On a cold start the INT is set to 128 and kept there until the coolant reaches a threshold value, a timer says the engine has been running long enough, and the O2 sensor has warmed up and started responding. The ECM then sets the closed loop flag, which meansthat if other conditions are met (not in PE, DE, or DEFCO modes, primarily) the ECM uses the O2 sensor to control the INT. It adds to the INT in small increments until the O2 voltage goes above a threshold so the ECM knows the engine is now rich, then it starts subtracting from the INT until the O2 voltage goes below another threshold and the engine is lean. The ECM keeps cycling the INT, trying to keep the time spent rich equal to the time spent lean so it knows that the average is stoichiometric. If other conditions are met then the learn control flag is set and the ECM keeps a moving average of the INT values. If this average is not 128, it will add or subtract to the current BLM value to move the INT average towards 128. This is done a few times a second, without the INT ever having to get to an extreme value such as 90 or 150. The stock BLM range is 105 to 150, but even if the BLM has reached one of these limits the ECM is still able to keep the engine averaging stoichiometric so long as the INT is not also at a limit. For example, the BLM could be 150 and the INT ranging between 135 and 145.
If you have a scan tool or Direct Scan you can watch this process. The ALDL update rate will keep you from seeing all of the INT values but you will still see the long-term trends. Start the engine and let it warm up so that learn mode is enabled, then pull the vacuum hose off of the fuel pressure regulator. The fuel pressure will jump up 4-7 psi and the engine will go rich. The INT will drop below 128 and go down until the engine finally goes lean or a limit is reached, and will then go up and down over a range of maybe 10-20 units as the ECM keeps the engine bouncing between rich and lean, and the BLM will start dropping. As it does, the average INT will rise back to 128. Once the INT average is 128 the BLM will stop changing. Put the vacuum hose back on, the fuel pressure will drop, the engine will go lean, and the mirror image of the above will occur. The INT will rise, start bouncing up and down, the BLM will rise, and the INT average will eventually reach 128 and the BLM will stop changing again.
Summary
BLM values are divided in to "Cells" based on MAF vs. RPM. Within each cell, there typically values from 105-150 for the BLM. Within the BLM value, there are Integrator values, typically 105-150 also.
The Integrator is adjusted based on sensor feedback (primarily the O2 sensor) to make real time adjustments for varying conditions. If the adjustments cannot be made in a BLM value, then the BLM value is either increased (add fuel) or decreased (subract fuel) to compensate.
If you reach the "corner" of an individual cell and not further adjustment is possible, the car may not run correctly and there is a problem with the calibration or a critical sensor.

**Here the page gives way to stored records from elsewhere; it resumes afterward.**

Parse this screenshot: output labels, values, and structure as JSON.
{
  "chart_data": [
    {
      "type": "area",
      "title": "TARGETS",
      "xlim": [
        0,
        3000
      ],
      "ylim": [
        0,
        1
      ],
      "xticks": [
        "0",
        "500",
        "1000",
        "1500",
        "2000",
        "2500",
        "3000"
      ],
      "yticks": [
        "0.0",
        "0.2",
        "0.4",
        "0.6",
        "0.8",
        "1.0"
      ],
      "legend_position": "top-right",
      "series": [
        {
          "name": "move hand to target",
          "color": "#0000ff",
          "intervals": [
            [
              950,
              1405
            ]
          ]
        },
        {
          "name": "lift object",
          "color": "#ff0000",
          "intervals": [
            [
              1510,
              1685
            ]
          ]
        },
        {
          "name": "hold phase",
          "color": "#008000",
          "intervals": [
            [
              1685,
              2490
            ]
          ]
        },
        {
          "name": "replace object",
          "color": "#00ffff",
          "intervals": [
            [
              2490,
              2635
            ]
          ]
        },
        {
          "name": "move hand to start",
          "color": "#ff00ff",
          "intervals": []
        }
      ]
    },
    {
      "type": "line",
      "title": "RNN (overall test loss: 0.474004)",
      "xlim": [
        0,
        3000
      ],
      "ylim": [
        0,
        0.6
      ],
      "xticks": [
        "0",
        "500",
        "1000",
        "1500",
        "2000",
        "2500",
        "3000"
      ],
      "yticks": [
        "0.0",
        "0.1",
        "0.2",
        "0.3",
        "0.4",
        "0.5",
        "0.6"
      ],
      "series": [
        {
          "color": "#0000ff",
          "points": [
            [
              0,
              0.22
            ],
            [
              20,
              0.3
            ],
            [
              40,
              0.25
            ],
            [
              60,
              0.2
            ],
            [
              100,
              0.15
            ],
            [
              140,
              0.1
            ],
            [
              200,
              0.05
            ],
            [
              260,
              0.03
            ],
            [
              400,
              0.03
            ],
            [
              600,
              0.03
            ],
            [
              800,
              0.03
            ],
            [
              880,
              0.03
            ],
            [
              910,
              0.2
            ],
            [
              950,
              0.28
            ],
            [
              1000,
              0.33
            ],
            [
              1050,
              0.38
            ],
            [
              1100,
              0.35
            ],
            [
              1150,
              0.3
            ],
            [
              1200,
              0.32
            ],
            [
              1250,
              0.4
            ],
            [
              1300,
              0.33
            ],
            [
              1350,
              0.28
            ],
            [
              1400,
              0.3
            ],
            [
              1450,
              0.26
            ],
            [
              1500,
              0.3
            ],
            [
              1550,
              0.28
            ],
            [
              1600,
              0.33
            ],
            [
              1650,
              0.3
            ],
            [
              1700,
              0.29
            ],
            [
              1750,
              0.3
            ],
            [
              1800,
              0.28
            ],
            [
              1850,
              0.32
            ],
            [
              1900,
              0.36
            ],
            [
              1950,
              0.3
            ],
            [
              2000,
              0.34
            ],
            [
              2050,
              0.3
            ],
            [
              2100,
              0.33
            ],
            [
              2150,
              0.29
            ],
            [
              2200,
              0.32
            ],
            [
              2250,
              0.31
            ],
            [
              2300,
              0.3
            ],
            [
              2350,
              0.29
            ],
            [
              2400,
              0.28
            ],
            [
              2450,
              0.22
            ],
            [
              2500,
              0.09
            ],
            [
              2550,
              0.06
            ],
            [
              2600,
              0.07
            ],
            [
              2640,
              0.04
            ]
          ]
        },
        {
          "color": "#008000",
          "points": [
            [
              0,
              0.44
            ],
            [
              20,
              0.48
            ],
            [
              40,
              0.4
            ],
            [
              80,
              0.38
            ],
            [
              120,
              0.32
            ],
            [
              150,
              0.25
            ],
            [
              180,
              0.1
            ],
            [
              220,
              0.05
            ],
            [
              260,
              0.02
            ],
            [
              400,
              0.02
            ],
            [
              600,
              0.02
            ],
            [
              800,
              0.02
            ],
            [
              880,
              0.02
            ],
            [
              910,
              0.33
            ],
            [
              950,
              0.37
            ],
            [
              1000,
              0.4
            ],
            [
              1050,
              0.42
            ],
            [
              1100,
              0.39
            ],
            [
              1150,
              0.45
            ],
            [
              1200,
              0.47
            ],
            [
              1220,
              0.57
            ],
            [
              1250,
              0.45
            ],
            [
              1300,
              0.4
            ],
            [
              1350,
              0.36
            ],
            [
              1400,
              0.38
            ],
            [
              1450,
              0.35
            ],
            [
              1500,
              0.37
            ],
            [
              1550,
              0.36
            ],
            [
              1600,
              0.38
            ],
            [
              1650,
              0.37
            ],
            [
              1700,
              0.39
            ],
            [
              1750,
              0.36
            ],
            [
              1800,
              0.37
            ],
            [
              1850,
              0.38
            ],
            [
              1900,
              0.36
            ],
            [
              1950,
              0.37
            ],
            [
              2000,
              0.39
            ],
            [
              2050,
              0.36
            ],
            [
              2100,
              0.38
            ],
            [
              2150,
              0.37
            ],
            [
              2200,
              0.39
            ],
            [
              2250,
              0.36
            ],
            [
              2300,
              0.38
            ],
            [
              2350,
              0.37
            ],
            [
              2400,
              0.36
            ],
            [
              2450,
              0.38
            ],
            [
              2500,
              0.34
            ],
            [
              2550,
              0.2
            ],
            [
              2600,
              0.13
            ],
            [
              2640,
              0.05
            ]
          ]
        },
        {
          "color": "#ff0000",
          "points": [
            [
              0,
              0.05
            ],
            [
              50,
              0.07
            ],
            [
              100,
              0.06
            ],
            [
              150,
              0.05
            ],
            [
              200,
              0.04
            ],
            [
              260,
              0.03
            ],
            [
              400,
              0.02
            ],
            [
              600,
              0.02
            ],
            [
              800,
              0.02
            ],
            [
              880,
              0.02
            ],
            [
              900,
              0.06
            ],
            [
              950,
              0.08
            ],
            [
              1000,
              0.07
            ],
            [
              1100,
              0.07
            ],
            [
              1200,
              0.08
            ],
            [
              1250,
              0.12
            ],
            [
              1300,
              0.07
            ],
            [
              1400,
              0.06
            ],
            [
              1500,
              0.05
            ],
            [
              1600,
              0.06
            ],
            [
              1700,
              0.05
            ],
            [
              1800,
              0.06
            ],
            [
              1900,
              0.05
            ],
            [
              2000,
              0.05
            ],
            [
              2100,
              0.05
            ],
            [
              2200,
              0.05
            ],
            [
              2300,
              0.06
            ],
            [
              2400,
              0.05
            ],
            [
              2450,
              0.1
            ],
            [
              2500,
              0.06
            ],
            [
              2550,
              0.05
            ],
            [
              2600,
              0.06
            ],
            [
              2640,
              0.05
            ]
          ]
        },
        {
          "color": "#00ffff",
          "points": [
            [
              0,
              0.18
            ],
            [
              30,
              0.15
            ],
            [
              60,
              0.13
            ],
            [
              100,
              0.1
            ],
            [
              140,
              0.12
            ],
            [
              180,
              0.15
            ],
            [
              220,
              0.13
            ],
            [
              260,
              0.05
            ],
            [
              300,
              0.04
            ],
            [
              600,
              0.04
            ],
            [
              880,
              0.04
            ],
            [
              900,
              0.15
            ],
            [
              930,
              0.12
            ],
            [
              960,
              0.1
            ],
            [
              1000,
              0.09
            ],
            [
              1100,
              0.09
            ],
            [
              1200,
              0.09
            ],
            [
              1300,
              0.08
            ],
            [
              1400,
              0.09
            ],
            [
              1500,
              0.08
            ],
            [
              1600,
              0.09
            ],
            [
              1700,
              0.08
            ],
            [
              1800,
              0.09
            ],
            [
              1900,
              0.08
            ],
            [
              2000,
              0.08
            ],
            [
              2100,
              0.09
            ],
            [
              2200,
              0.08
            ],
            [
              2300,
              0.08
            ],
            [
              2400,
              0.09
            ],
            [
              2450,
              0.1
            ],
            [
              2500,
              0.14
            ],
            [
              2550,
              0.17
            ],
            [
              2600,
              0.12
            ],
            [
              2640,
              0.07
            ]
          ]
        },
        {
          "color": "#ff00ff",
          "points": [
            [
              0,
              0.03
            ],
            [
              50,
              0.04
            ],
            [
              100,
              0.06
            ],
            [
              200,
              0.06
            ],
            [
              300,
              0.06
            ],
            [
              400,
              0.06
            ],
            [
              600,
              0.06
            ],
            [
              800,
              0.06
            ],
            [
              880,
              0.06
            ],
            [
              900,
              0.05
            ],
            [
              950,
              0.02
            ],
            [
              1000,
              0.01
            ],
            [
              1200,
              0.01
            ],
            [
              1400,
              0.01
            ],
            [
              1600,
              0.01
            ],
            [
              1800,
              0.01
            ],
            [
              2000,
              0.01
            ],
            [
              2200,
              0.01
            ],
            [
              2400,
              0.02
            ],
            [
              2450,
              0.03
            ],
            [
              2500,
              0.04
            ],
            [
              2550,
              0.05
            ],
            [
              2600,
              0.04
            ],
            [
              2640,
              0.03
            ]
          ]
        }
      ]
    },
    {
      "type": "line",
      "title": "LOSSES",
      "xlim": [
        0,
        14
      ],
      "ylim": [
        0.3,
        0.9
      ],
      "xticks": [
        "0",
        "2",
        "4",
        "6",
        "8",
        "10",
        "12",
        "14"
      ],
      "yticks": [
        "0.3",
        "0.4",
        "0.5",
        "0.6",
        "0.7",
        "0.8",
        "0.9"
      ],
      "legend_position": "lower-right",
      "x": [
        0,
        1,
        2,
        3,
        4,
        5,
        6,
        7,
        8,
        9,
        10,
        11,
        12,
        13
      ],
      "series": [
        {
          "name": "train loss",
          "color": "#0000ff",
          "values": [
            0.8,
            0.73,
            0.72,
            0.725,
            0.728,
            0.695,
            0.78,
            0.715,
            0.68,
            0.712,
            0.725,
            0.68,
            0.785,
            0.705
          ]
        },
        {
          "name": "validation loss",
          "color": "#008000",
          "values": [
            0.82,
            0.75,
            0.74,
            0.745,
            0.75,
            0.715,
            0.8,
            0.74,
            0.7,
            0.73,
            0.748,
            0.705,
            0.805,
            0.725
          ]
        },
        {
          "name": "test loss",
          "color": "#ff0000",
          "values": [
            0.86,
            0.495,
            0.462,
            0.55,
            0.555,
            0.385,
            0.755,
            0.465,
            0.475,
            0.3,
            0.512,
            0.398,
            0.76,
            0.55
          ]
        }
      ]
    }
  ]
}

It all sounds very intimidating, but really isn’t. One must keep in mind that the changes that are being made, as in the INT for example it is happening at close to 20 times per second. Think of it this way; The INT is used to “drive” the BLM number toward a value needed to maintain stoiceometric A/F ratio. As in one of the examples above, make a radical change (such as removing the fuel pressure regulator’s hose) and watch the INT do it’s thing!! The INT will jump to a high value, and hover there while the BLM starts its “march” up the scale. As the BLM approaches the value needed to get the A/F ratio corrected you’ll see the INT value heading back down toward 128. Ideally, they will both meet at 128 at about the same time. It’s really neat stuff to watch.
Dave Huinker
TurboDave
It did.
A good can of octane booster and those old ATR newsletters saved me a few headgaskets back in the day. Things sure have come a long way since then.